Redigido por três ex-promotores especializados em crimes de guerra, um segundo relatório, também publicado na véspera da conferência, constatou "evidência direta" de tortura e execução em massa por parte do regime de Assad. Os promotores se basearam num dossiê de 55 mil imagens compilado por um fotógrafo da polícia desertor, então encarregado de documentar as mortes e torturas.

Der syrische Präsident Bashar al-Assad während eines Interviews für AFP
Presidente Bashar al-Assad: pivô das negociações ausente na conferênciaFoto: AFP/Getty Images

Segundo parecer de uma comissão de seis especialistas reunida pelo governo do Catar, um dos principais apoiadores da oposição síria, as fotos publicadas seriam evidência do assassinato de cerca de 11 mil prisioneiros, fornecida por "uma testemunha verdadeira e fidedigna".

Um dos autores do relatório, Desmond de Silva, disse que o dossiê lhe evocou imagens dos campos de extermínio nazistas. "Os corpos [...] exibiam sinais de fome extrema, espancamentos brutais, estrangulamento e outras formas de tortura e homicídio. Em alguns casos, os corpos estavam sem olhos."

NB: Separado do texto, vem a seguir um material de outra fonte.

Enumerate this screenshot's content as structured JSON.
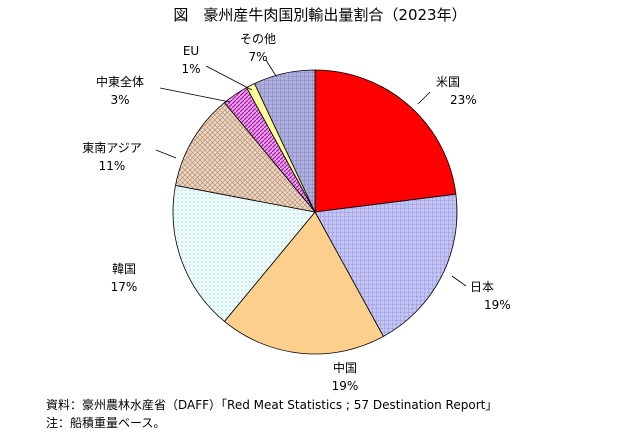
{
  "chart_data": {
    "type": "pie",
    "title": "図　豪州産牛肉国別輸出量割合（2023年）",
    "slices": [
      {
        "label": "米国",
        "pct_label": "23%",
        "value": 23,
        "color": "#ff0000",
        "pattern": "solid"
      },
      {
        "label": "日本",
        "pct_label": "19%",
        "value": 19,
        "color": "#b8b8f0",
        "pattern": "grid"
      },
      {
        "label": "中国",
        "pct_label": "19%",
        "value": 19,
        "color": "#fcd08c",
        "pattern": "solid"
      },
      {
        "label": "韓国",
        "pct_label": "17%",
        "value": 17,
        "color": "#e6f7f7",
        "pattern": "dots"
      },
      {
        "label": "東南アジア",
        "pct_label": "11%",
        "value": 11,
        "color": "#e0c8b4",
        "pattern": "cross"
      },
      {
        "label": "中東全体",
        "pct_label": "3%",
        "value": 3,
        "color": "#e070e0",
        "pattern": "diagonal"
      },
      {
        "label": "EU",
        "pct_label": "1%",
        "value": 1,
        "color": "#ffff99",
        "pattern": "solid"
      },
      {
        "label": "その他",
        "pct_label": "7%",
        "value": 7,
        "color": "#a8a8d8",
        "pattern": "grid"
      }
    ]
  },
  "notes": {
    "source": "資料：豪州農林水産省（DAFF）「Red Meat Statistics ; 57 Destination Report」",
    "note": "注：船積重量ベース。"
  }
}
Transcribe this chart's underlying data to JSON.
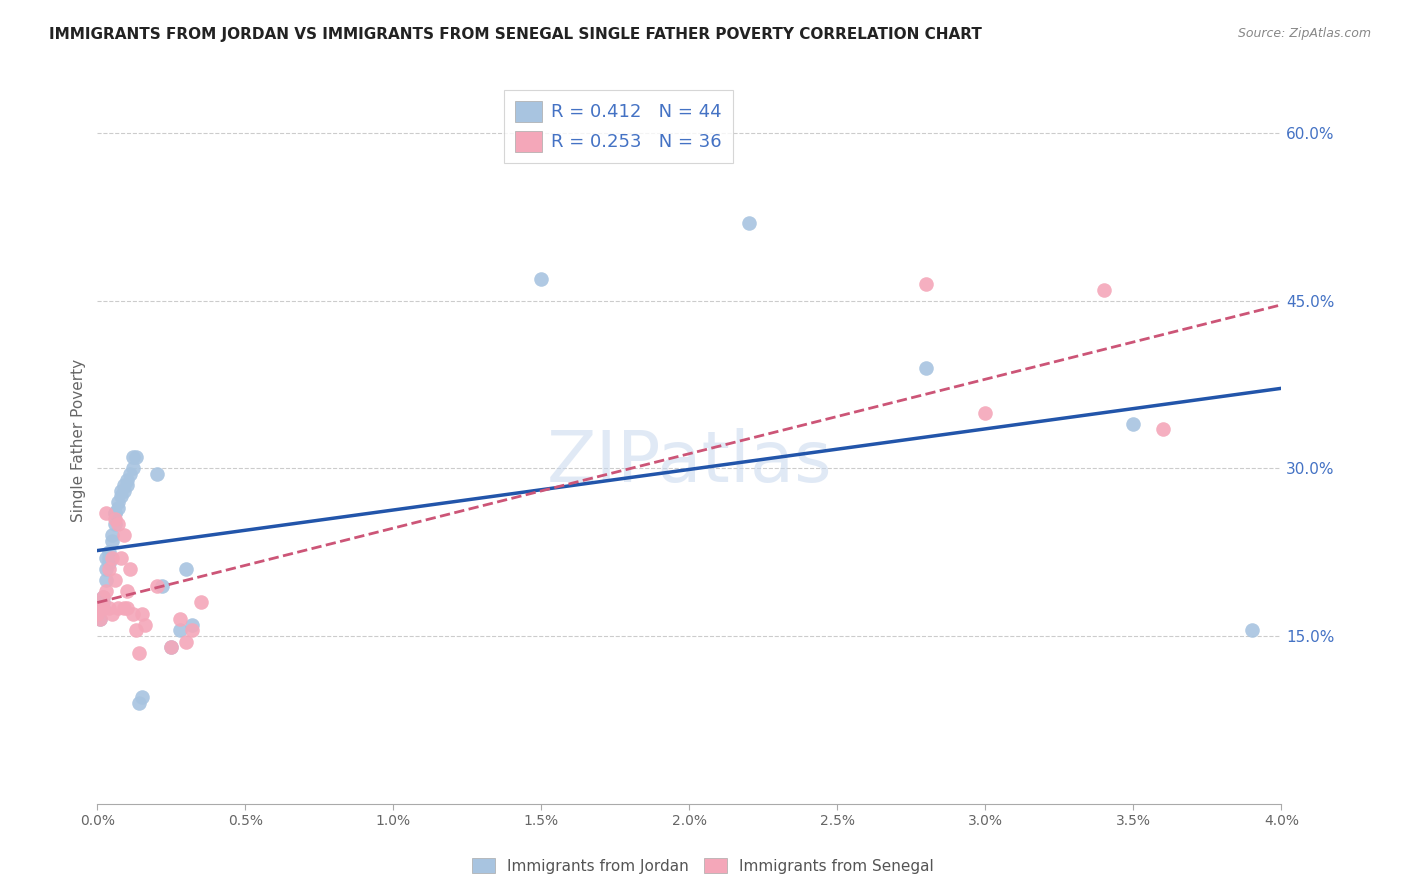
{
  "title": "IMMIGRANTS FROM JORDAN VS IMMIGRANTS FROM SENEGAL SINGLE FATHER POVERTY CORRELATION CHART",
  "source": "Source: ZipAtlas.com",
  "ylabel": "Single Father Poverty",
  "right_yticks": [
    "60.0%",
    "45.0%",
    "30.0%",
    "15.0%"
  ],
  "right_ytick_vals": [
    0.6,
    0.45,
    0.3,
    0.15
  ],
  "legend_jordan": "R = 0.412   N = 44",
  "legend_senegal": "R = 0.253   N = 36",
  "jordan_color": "#a8c4e0",
  "senegal_color": "#f4a7b9",
  "jordan_line_color": "#2255aa",
  "senegal_line_color": "#cc5577",
  "jordan_points_x": [
    0.0,
    0.0,
    0.0001,
    0.0001,
    0.0001,
    0.0002,
    0.0002,
    0.0002,
    0.0003,
    0.0003,
    0.0003,
    0.0004,
    0.0004,
    0.0004,
    0.0005,
    0.0005,
    0.0006,
    0.0006,
    0.0006,
    0.0007,
    0.0007,
    0.0008,
    0.0008,
    0.0009,
    0.0009,
    0.001,
    0.001,
    0.0011,
    0.0012,
    0.0012,
    0.0013,
    0.0014,
    0.0015,
    0.002,
    0.0022,
    0.0025,
    0.0028,
    0.003,
    0.0032,
    0.015,
    0.022,
    0.028,
    0.035,
    0.039
  ],
  "jordan_points_y": [
    0.17,
    0.175,
    0.165,
    0.175,
    0.18,
    0.175,
    0.18,
    0.185,
    0.2,
    0.21,
    0.22,
    0.215,
    0.22,
    0.225,
    0.235,
    0.24,
    0.25,
    0.26,
    0.26,
    0.265,
    0.27,
    0.275,
    0.28,
    0.28,
    0.285,
    0.285,
    0.29,
    0.295,
    0.3,
    0.31,
    0.31,
    0.09,
    0.095,
    0.295,
    0.195,
    0.14,
    0.155,
    0.21,
    0.16,
    0.47,
    0.52,
    0.39,
    0.34,
    0.155
  ],
  "senegal_points_x": [
    0.0,
    0.0001,
    0.0001,
    0.0002,
    0.0002,
    0.0003,
    0.0003,
    0.0004,
    0.0004,
    0.0005,
    0.0005,
    0.0006,
    0.0006,
    0.0007,
    0.0007,
    0.0008,
    0.0009,
    0.0009,
    0.001,
    0.001,
    0.0011,
    0.0012,
    0.0013,
    0.0014,
    0.0015,
    0.0016,
    0.002,
    0.0025,
    0.0028,
    0.003,
    0.0032,
    0.0035,
    0.028,
    0.03,
    0.034,
    0.036
  ],
  "senegal_points_y": [
    0.17,
    0.165,
    0.175,
    0.175,
    0.185,
    0.26,
    0.19,
    0.175,
    0.21,
    0.17,
    0.22,
    0.255,
    0.2,
    0.25,
    0.175,
    0.22,
    0.175,
    0.24,
    0.175,
    0.19,
    0.21,
    0.17,
    0.155,
    0.135,
    0.17,
    0.16,
    0.195,
    0.14,
    0.165,
    0.145,
    0.155,
    0.18,
    0.465,
    0.35,
    0.46,
    0.335
  ],
  "xlim": [
    0.0,
    0.04
  ],
  "ylim": [
    0.0,
    0.65
  ],
  "xticks": [
    0.0,
    0.005,
    0.01,
    0.015,
    0.02,
    0.025,
    0.03,
    0.035,
    0.04
  ],
  "xtick_labels": [
    "0.0%",
    "0.5%",
    "1.0%",
    "1.5%",
    "2.0%",
    "2.5%",
    "3.0%",
    "3.5%",
    "4.0%"
  ]
}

Observadores mais céticos comentaram que a divulgação do relatório parece pontualmente calculada para afetar as deliberações na Suíça em favor da oposição síria, cuja meta é estabelecer um governo de transição "de que assassinos e criminosos não participem".

Após conversas preliminares na cidade de Montreux, as negociações propriamente ditas se iniciam na sexta-feira em Genebra. Segundo representantes da delegação russa, em sua primeira rodada as reuniões deverão durar de sete a dez dias, sendo retomadas após uma breve pausa.